The ePub standard specifies that an OPF file root tag is package, which must contain metadata, MANIFEST, and spine. Guide, Bindings, and Collection are optional

  • Metadata: Publishing information about an e-book
  • Manifest: The path and ID of the ebook resource file
  • Spine: The reading order of e-books
  • Guide: Guide information

metadata

Metadata follows the Dublin Core Metadata Element Set (DCMES). The purpose of DCMES is to regulate the description of electronic information. For more information about DCMES, click here.
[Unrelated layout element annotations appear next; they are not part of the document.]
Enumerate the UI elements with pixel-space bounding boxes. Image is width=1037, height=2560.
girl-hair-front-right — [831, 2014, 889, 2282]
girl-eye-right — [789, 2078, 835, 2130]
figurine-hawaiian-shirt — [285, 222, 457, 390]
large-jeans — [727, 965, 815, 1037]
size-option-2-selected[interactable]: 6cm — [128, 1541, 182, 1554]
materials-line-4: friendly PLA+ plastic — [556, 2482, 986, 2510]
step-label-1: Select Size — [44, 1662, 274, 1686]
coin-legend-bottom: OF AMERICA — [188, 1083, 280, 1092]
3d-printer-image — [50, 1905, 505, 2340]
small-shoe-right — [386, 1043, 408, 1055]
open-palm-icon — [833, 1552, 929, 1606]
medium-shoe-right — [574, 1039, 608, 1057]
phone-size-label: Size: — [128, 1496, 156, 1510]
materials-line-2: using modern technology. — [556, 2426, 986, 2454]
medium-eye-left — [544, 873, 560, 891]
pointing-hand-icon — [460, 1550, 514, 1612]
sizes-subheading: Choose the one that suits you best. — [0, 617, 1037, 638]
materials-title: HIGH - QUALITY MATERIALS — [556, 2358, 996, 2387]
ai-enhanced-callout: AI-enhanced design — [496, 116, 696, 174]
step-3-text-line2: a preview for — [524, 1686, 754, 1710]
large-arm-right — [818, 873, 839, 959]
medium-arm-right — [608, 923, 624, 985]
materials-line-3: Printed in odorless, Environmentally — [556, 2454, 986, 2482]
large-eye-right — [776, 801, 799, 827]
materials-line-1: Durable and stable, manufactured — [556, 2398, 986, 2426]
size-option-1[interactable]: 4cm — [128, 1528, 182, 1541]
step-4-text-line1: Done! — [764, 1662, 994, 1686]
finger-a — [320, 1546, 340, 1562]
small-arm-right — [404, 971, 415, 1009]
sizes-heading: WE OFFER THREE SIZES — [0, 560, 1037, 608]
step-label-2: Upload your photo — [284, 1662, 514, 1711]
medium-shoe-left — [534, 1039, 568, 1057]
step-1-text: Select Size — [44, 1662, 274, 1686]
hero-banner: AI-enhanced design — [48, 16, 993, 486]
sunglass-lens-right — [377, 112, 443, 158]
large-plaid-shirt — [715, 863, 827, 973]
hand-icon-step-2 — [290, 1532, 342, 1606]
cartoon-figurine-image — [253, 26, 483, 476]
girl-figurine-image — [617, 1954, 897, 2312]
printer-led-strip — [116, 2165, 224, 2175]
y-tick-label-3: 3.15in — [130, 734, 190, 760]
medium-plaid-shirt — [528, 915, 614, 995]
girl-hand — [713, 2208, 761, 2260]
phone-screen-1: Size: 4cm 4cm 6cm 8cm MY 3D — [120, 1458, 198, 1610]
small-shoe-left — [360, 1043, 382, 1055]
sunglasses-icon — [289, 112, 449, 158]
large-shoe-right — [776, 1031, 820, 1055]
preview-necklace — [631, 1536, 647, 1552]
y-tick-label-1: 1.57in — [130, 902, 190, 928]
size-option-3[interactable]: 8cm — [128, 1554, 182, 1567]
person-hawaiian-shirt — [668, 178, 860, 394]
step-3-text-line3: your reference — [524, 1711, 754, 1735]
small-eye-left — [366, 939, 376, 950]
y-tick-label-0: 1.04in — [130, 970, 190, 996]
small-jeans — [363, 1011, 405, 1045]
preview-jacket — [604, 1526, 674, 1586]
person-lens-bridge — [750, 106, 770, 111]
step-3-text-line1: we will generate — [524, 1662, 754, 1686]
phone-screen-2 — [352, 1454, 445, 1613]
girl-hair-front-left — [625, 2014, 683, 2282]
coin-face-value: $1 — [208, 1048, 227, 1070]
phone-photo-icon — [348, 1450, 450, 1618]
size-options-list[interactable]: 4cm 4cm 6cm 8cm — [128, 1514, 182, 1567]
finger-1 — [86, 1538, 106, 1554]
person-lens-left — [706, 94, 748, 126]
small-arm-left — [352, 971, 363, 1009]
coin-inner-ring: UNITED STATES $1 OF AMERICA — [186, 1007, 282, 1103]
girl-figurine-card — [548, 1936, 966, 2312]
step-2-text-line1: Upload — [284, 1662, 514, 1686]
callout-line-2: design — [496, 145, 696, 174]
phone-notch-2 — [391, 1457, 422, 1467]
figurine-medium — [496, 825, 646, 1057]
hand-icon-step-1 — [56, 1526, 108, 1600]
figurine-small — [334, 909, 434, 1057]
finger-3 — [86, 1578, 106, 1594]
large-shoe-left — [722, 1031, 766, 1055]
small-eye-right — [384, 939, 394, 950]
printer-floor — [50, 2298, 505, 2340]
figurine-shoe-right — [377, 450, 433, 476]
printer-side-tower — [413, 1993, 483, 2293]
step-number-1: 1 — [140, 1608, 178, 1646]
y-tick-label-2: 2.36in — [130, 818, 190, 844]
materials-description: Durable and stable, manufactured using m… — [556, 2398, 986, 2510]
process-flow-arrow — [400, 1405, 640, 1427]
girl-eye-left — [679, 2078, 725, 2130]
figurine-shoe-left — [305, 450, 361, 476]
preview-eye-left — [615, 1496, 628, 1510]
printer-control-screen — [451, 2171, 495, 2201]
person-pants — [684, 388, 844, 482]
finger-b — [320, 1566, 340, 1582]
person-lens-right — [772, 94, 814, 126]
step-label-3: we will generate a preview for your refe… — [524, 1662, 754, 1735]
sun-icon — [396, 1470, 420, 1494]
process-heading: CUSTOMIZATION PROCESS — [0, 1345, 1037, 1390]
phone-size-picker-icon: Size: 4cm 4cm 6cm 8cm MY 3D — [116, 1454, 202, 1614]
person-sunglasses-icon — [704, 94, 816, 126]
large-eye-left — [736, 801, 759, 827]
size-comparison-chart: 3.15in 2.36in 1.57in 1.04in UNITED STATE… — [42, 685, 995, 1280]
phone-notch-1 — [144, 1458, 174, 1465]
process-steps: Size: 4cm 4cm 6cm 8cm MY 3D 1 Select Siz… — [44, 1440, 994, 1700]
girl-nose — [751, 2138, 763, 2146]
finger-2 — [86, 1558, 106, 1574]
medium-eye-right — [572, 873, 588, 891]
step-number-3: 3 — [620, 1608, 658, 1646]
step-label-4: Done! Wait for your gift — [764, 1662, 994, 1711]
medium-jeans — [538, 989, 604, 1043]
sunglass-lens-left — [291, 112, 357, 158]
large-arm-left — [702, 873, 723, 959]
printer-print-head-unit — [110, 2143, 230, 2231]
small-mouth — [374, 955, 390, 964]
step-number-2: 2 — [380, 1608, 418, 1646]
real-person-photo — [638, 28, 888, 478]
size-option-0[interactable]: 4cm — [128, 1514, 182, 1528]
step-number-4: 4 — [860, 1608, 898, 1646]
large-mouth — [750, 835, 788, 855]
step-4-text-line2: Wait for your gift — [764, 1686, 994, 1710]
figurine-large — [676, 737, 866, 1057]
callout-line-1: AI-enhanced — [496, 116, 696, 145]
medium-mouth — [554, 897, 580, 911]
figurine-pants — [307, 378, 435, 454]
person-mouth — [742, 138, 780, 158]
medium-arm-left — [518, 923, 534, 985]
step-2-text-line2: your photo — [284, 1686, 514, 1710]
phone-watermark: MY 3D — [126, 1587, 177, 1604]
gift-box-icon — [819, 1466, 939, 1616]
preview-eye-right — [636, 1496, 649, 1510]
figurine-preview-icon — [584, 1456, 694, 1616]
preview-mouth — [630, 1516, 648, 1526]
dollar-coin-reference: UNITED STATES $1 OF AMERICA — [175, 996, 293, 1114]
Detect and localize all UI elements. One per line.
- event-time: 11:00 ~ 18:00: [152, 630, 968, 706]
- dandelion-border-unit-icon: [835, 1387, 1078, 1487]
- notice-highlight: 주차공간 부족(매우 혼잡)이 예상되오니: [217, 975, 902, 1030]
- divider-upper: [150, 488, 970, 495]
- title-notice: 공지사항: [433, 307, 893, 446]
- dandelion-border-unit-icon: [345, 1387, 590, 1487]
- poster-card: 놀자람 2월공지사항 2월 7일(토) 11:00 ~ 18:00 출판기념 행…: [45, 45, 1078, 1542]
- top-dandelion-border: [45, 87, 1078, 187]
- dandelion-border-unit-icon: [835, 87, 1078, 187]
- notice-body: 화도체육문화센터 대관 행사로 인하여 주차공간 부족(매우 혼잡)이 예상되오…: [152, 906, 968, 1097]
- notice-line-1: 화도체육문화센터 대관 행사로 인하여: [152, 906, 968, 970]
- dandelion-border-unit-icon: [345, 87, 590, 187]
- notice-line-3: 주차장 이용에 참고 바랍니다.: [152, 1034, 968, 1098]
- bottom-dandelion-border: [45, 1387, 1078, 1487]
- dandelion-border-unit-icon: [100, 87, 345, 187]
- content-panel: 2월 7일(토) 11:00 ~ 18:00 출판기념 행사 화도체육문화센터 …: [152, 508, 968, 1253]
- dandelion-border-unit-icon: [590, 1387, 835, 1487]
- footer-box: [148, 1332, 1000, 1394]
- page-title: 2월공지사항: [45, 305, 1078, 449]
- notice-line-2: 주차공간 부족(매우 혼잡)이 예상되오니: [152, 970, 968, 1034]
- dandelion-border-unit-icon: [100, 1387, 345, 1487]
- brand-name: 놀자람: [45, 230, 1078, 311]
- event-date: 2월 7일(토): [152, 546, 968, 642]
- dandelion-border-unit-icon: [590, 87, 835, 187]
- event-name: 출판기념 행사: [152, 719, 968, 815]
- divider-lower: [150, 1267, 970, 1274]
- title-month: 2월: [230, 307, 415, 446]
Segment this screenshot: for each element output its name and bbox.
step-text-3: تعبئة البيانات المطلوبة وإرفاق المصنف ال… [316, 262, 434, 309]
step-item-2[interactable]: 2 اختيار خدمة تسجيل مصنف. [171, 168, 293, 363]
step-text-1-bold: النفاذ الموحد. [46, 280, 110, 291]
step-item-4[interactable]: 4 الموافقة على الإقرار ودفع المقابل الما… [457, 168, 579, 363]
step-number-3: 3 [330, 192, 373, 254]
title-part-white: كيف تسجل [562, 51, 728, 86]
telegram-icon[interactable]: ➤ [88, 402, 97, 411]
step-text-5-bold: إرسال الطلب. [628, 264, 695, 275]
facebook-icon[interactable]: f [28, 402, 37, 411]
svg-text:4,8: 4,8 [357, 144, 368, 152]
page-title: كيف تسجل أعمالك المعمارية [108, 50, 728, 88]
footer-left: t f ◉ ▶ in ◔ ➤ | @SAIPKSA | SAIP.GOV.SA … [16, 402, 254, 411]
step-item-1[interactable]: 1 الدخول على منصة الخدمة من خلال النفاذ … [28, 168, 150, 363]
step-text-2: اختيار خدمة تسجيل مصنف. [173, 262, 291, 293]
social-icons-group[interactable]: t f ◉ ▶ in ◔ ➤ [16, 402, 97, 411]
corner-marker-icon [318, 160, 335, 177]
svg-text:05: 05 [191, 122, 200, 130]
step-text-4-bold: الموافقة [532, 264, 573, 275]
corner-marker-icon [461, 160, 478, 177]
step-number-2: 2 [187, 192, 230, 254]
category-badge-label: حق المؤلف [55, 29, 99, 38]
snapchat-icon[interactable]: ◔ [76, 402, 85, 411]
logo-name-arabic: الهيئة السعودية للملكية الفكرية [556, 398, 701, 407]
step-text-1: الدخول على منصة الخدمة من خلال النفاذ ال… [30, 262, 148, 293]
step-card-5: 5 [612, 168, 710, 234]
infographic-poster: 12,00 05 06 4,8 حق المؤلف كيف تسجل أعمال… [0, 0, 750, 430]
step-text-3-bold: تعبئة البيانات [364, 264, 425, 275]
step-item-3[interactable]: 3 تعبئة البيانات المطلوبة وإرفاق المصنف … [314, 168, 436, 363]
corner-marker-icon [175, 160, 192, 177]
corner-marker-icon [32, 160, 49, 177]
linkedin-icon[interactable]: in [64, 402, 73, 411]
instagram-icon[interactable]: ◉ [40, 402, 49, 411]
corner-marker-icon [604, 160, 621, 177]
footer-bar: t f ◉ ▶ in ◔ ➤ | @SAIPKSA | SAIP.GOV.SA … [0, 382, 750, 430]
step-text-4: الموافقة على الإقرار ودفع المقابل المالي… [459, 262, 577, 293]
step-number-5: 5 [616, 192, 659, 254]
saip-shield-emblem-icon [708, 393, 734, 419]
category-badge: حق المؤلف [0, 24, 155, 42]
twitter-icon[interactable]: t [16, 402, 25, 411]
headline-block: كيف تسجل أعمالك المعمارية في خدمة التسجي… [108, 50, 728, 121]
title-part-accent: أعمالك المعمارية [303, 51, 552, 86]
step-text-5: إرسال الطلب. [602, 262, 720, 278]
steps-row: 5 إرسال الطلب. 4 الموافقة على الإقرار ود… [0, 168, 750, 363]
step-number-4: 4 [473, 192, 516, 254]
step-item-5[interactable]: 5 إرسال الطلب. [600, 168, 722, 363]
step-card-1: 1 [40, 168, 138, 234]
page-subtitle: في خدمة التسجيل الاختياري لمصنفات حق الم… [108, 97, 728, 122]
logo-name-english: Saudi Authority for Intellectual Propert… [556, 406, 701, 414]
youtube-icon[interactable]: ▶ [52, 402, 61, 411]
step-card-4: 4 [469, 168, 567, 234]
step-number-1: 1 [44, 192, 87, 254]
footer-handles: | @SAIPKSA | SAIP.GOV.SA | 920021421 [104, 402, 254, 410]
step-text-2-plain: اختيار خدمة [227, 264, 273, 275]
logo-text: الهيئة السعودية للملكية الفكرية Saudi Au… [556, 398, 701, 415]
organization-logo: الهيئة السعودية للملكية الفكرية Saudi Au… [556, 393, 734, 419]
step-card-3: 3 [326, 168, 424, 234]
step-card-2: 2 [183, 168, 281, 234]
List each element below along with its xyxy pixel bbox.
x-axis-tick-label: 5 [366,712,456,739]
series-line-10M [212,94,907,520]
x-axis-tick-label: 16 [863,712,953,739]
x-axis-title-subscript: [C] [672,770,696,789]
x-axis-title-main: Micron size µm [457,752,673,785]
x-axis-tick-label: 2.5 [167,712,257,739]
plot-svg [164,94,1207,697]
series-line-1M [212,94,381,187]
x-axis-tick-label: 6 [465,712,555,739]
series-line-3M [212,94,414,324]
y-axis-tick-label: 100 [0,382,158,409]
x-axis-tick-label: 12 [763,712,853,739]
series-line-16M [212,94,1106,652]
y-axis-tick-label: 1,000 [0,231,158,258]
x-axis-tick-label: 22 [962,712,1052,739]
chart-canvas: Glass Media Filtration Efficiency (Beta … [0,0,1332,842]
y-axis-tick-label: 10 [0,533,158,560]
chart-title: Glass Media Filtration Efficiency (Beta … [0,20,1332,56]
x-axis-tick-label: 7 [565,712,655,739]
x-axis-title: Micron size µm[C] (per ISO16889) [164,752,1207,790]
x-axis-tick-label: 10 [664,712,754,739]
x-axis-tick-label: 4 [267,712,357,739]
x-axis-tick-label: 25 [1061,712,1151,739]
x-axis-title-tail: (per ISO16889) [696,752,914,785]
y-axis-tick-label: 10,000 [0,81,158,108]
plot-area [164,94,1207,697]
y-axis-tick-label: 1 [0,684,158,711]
EPub specifies that metadata must contain at least three of the following elements:

  • Dc :title – E-book title
  • Dc: language – the language
  • Dc :identifier – The unique identifier of an electronic publication, usually an International Standard Book Number (ISBN)
 <metadata xmlns:dc="http://purl.org/dc/elements/1.1/" xmlns:opf="http://www.idpf.org/2007/opf">
        <dc:title>Agile Processes in Software Engineering and Extreme Programming</dc:title>
        <dc:language>En</dc:language>
        <dc:identifier id="bookid">The 978-3-31 9-91602-6</dc:identifier>
    </metadata>
Copy the code

manifest

Manifest stores an exhaustive list of ebook resource files

<manifest>
        <item id="ncx" href="toc.ncx" media-type="application/x-dtbncx+xml"/>
        <item id="ACoverHTML" href="ACoverHTML.html" media-type="application/xhtml+xml"/>
</manifest>
Copy the code
  • Item – Represents a resource
  • Id – The unique identifier of the resource in the ebook
  • Href – The path where the resource is stored
  • Media-type – Indicates the media type of the resource

spine

Provide the order in which ebooks are read

<spine toc="ncx">
        <itemref idref="ACoverHTML"/>
        <itemref idref="A468350_1_En_BookFrontmatter_OnlinePDF"/>
</spine>
Copy the code
  • Itemref – Represents a resource
  • Idref – represents the ID of the resource, which corresponds to the ID in the MANIFEST. In the actual parsing process, the id of the spine will be used to find the corresponding resource in the MANIFEST, which will be presented to the reader for display

EPub standard summary

The core of ePub standard is to use ZIP technology to package different types of files into one ePub file, use XML technology for configuration management, and organize all kinds of resource files (such as HTML, CSS, images, audio and video) in an orderly manner according to the ePub standard, so as to ensure the consistency of all kinds of reader parsing.

conclusion

This article introduces the common formats of ebooks and explains the ePub standard in detail. Understanding the ePub standard is a prerequisite for developing e-book readers. You can try to uncompress the test ebooks provided in this article and then analyze them. You can also try to parse other ePub ebooks through the Internet to see if they meet the ePub standard.